Seeping of methane-rich fluids at submarine cold seeps drives intense microbial activity and precipitation of authigenic carbonates. Some trace elements play an important role in the biogeochemical processes operating at cold seeps, especially as specific enzymatic co-factors related to methanogenesis and the anaerobic oxidation of methane (AOM). However, it is unclear whether microbial trace metal utilization can be traced by the geochemical composition of seep carbonates. In this study, we analyzed a series of authigenic carbonate samples recovered from various seep settings worldwide and report for the first time trace element concentrations for total lipid fractions, combined with biomarker analyses and determination of elemental abundances in associated inorganic mineral phases (carbonate phases, sulfides, organic compounds and detrital fractions). Our results indicate marked enrichments of Co, Ni, Cu, Mo and W in the archaeal and bacterial lipids associated with authigenic carbonates, which can all be ascribed to previously identified enzymatic pathways.

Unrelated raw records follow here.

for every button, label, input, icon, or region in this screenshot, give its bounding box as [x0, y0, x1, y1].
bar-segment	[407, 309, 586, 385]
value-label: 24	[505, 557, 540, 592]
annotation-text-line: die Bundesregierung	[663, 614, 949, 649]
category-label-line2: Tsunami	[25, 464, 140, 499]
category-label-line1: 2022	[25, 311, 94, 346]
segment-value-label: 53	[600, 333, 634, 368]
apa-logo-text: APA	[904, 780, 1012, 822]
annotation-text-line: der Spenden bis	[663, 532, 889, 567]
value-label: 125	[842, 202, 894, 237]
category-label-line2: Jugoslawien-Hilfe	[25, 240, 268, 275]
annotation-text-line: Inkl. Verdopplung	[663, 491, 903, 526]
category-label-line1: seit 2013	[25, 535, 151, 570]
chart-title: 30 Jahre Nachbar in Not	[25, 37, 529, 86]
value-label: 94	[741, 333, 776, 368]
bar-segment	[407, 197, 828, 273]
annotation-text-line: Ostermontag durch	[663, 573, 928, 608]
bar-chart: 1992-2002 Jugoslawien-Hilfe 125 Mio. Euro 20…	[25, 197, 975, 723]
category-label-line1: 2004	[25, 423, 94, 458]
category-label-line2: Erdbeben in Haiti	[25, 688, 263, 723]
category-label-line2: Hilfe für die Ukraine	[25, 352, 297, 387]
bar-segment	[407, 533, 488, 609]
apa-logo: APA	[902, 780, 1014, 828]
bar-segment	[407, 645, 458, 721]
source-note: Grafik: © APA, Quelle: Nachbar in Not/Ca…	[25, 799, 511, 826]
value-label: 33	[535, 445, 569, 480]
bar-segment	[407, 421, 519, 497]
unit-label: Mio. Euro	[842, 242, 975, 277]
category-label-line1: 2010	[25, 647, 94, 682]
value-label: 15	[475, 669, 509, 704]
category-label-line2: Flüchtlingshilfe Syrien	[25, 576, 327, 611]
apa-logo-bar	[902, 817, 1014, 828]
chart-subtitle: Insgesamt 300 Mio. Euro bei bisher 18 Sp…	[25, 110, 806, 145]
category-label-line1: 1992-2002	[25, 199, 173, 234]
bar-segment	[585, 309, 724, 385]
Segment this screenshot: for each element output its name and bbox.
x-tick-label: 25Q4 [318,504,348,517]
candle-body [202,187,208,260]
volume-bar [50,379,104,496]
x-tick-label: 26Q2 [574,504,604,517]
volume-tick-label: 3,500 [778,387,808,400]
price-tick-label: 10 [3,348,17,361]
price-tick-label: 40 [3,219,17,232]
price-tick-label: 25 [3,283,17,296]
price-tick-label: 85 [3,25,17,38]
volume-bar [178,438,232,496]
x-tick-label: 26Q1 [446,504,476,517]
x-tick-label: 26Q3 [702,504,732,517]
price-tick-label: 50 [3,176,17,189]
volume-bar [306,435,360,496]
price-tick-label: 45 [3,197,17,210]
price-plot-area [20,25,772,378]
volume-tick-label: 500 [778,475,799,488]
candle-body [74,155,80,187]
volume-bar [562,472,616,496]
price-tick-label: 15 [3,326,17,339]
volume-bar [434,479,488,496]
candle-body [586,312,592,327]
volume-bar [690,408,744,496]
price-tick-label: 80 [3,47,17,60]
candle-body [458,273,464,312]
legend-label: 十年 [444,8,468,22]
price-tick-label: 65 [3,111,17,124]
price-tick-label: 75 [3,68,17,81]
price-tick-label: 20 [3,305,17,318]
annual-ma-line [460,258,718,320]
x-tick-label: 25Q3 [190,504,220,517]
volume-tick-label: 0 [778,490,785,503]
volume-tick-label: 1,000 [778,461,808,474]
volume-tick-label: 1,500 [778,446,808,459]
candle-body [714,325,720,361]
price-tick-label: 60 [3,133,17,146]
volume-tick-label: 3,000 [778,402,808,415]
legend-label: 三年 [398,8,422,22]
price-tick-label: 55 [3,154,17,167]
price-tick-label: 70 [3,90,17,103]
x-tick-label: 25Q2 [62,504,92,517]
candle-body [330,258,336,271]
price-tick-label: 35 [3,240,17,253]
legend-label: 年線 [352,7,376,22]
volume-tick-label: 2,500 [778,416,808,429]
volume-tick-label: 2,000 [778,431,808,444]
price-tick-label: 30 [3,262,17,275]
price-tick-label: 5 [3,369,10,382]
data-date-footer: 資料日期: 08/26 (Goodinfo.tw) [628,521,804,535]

In addition to the microbial communities involved in AOM, which most likely control specific lipid-bound enrichments of Co, Ni, Mo and W in seep carbonates, Cu was found to display higher concentrations in the lipid fractions extracted from a few authigenic carbonate samples formed closer to the sediment-water interface, hence possibly related to the presence of aerobic methane-oxidizing bacterial assemblages in the near seafloor environment. While the above mentioned trace metals are relatively enriched in all studied inorganic and organic fractions, the very low W concentrations measured in carbonate phases, combined with their pronounced enrichment in associated lipid fractions and inferred microbial requirement, suggest that tungsten depletion in pore waters could possibly act as a limiting factor on AOM at cold seeps. Finally, two other trace elements (Li and Ti) also displayed particular enrichments in studied lipid fractions, which, despite no reported evidence, could possibly indicate that they are also involved as metalloenzymes in microbial methane oxidation processes at cold seeps.